Les études menées chez les rats mâles et femelles sur la fécondité n'ont mis en évidence aucun effet du dropéridol sur la fécondité (voir rubrique Données de sécurité précliniques). L'effet clinique du dropéridol sur la fécondité n'a pas été établi.

Effet sur la conduite de véhicules

Le dropéridol a une influence importante sur l'aptitude à conduire des véhicules et à utiliser des machines.

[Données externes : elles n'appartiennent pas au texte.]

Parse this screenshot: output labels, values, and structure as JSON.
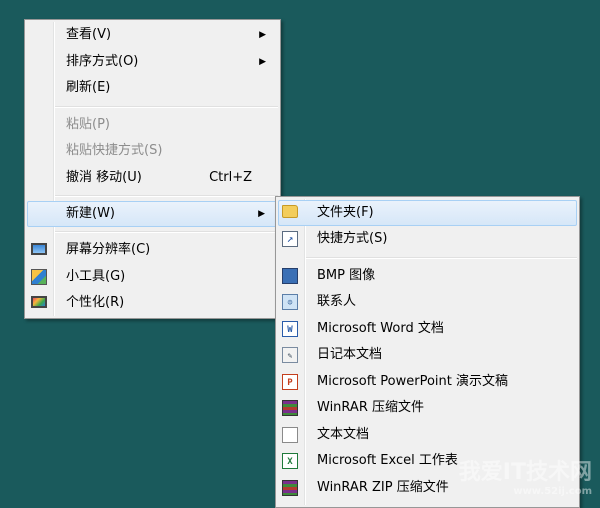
{
  "context_menu": {
    "items": [
      {
        "label": "查看(V)",
        "submenu": true
      },
      {
        "label": "排序方式(O)",
        "submenu": true
      },
      {
        "label": "刷新(E)"
      },
      {
        "label": "粘贴(P)",
        "disabled": true
      },
      {
        "label": "粘贴快捷方式(S)",
        "disabled": true
      },
      {
        "label": "撤消 移动(U)",
        "shortcut": "Ctrl+Z"
      },
      {
        "label": "新建(W)",
        "submenu": true,
        "highlighted": true
      },
      {
        "label": "屏幕分辨率(C)",
        "icon": "monitor-icon"
      },
      {
        "label": "小工具(G)",
        "icon": "gadgets-icon"
      },
      {
        "label": "个性化(R)",
        "icon": "personalize-icon"
      }
    ]
  },
  "new_submenu": {
    "items": [
      {
        "label": "文件夹(F)",
        "icon": "folder-icon"
      },
      {
        "label": "快捷方式(S)",
        "icon": "shortcut-icon"
      },
      {
        "label": "BMP 图像",
        "icon": "bmp-image-icon"
      },
      {
        "label": "联系人",
        "icon": "contact-icon"
      },
      {
        "label": "Microsoft Word 文档",
        "icon": "word-document-icon"
      },
      {
        "label": "日记本文档",
        "icon": "journal-document-icon"
      },
      {
        "label": "Microsoft PowerPoint 演示文稿",
        "icon": "powerpoint-icon"
      },
      {
        "label": "WinRAR 压缩文件",
        "icon": "winrar-archive-icon"
      },
      {
        "label": "文本文档",
        "icon": "text-document-icon"
      },
      {
        "label": "Microsoft Excel 工作表",
        "icon": "excel-icon"
      },
      {
        "label": "WinRAR ZIP 压缩文件",
        "icon": "winrar-zip-icon"
      }
    ]
  },
  "watermark": {
    "title": "我爱IT技术网",
    "url": "www.52ij.com"
  },
  "colors": {
    "desktop": "#1a5a5c",
    "menu_bg": "#f0f0f0",
    "highlight_border": "#a8d0f4",
    "disabled_text": "#8d8d8d"
  }
}
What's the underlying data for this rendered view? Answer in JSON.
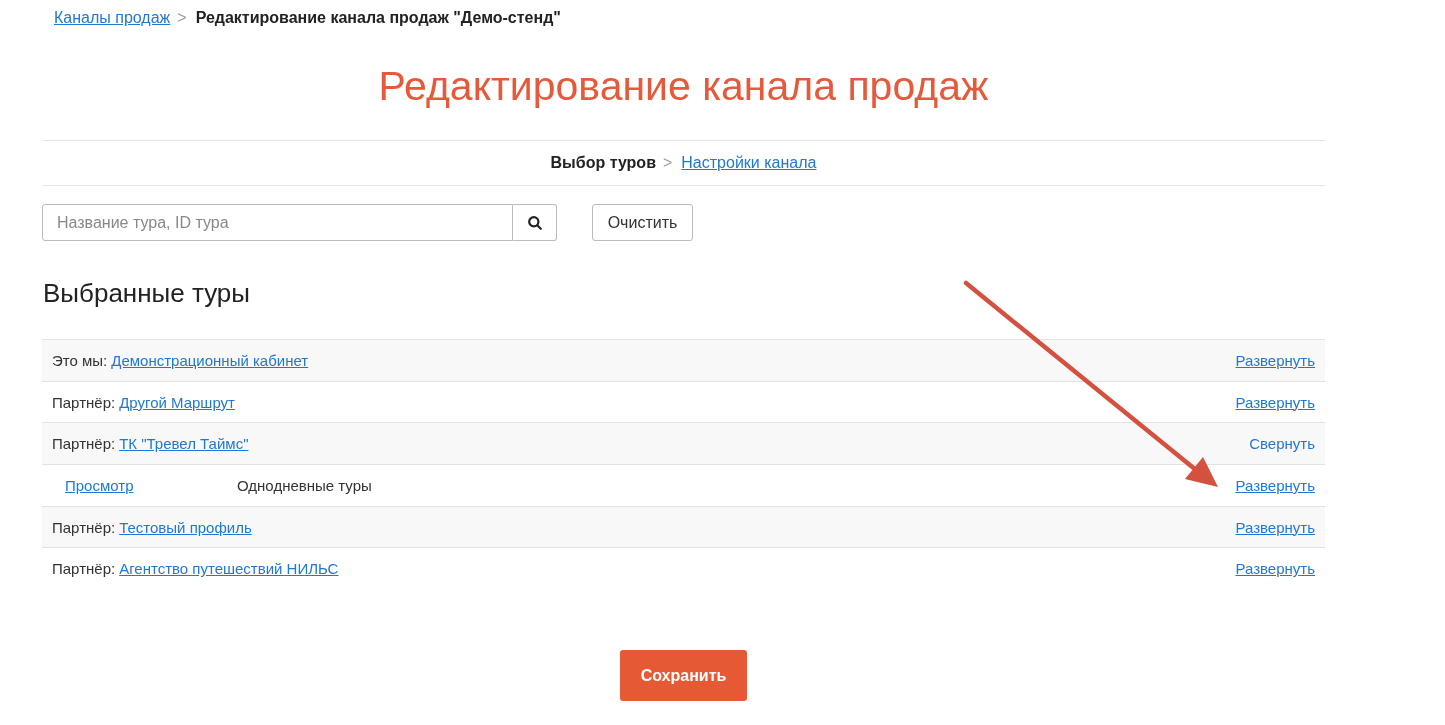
{
  "breadcrumb": {
    "separator": ">",
    "items": [
      {
        "kind": "link",
        "label": "Каналы продаж"
      },
      {
        "kind": "current",
        "label": "Редактирование канала продаж \"Демо-стенд\""
      }
    ]
  },
  "title": "Редактирование канала продаж",
  "steps": {
    "separator": ">",
    "items": [
      {
        "label": "Выбор туров",
        "selected": true
      },
      {
        "label": "Настройки канала",
        "selected": false
      }
    ]
  },
  "search": {
    "placeholder": "Название тура, ID тура"
  },
  "clear_button": "Очистить",
  "section_title": "Выбранные туры",
  "channels": [
    {
      "prefix": "Это мы:",
      "name": "Демонстрационный кабинет",
      "expanded": false,
      "toggle": "Развернуть"
    },
    {
      "prefix": "Партнёр:",
      "name": "Другой Маршрут",
      "expanded": false,
      "toggle": "Развернуть"
    },
    {
      "prefix": "Партнёр:",
      "name": "ТК \"Тревел Таймс\"",
      "expanded": true,
      "toggle": "Свернуть",
      "children": [
        {
          "view_link": "Просмотр",
          "name": "Однодневные туры",
          "expanded": false,
          "toggle": "Развернуть"
        }
      ]
    },
    {
      "prefix": "Партнёр:",
      "name": "Тестовый профиль",
      "expanded": false,
      "toggle": "Развернуть"
    },
    {
      "prefix": "Партнёр:",
      "name": "Агентство путешествий НИЛЬС",
      "expanded": false,
      "toggle": "Развернуть"
    }
  ],
  "save_button": "Сохранить",
  "annotations": [
    {
      "kind": "arrow"
    }
  ]
}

Les patients ne doivent pas conduire de véhicules ou utiliser de machines au cours des 24 heures suivant l'administration de dropéridol.

Comment ça marche ?

L'effet d'une administration intraveineuse unique débute 2 à 3 minutes après l'administration. Les effets tranquillisants et sédatifs tendent à persister pendant 2 à 4 heures, bien que la vigilance puisse être influencée pendant au maximum 12 heures.

Distribution

Après une administration intraveineuse, les concentrations plasmatiques diminuent rapidement au cours des 15 premières minutes ; ce phénomène est indépendant du métabolisme et de la redistribution du médicament. Le taux de liaison aux protéines plasmatiques est de 85 à 90 %. Le volume de distribution est d'environ 1,5 l/kg.

Métabolisme

Le dropéridol est fortement métabolisé par le foie. Il subit une oxydation, une désalkylation, une déméthylation et une hydroxylation par les isoenzymes 1A2 et 3A4 du cytochrome P450 et, dans une moindre mesure, par l'isoenzyme 2C19. Les métabolites sont dépourvus d'activité neuroleptique.

Elimination

L'élimination se fait principalement par métabolisme ; 75 % de la dose sont excrétés par les reins. Seule 1 % de la substance active est excrétée sous une forme inchangée dans l'urine et 11 % dans les fèces. La clairance plasmatique est de 0,8 (0,4 - 1,8) l/min. La demi-vie d'élimination (t1/2β) est de 134 ± 13 min.

Interactions médicamenteuses

Une étude associant l'ondansétron (4 mg) et le dropéridol (1 mg) a montré que leur administration concomitante n'entraînait pas d'interaction pharmacocinétique entre les deux médicaments.

Population pédiatrique

Dans une étude menée chez 12 enfants (âgés de 3,5 à 12 ans), les valeurs du volume de distribution et de la clairance ont été inférieures à celles observées dans la population adulte (0,58 ± 0,29 l/kg et 4,66 ± 2,28 ml/kg*min respectivement) et ont diminué parallèlement. La demi-vie d'élimination (101,5 ± 26,4 min) était semblable à celle observée chez les adultes.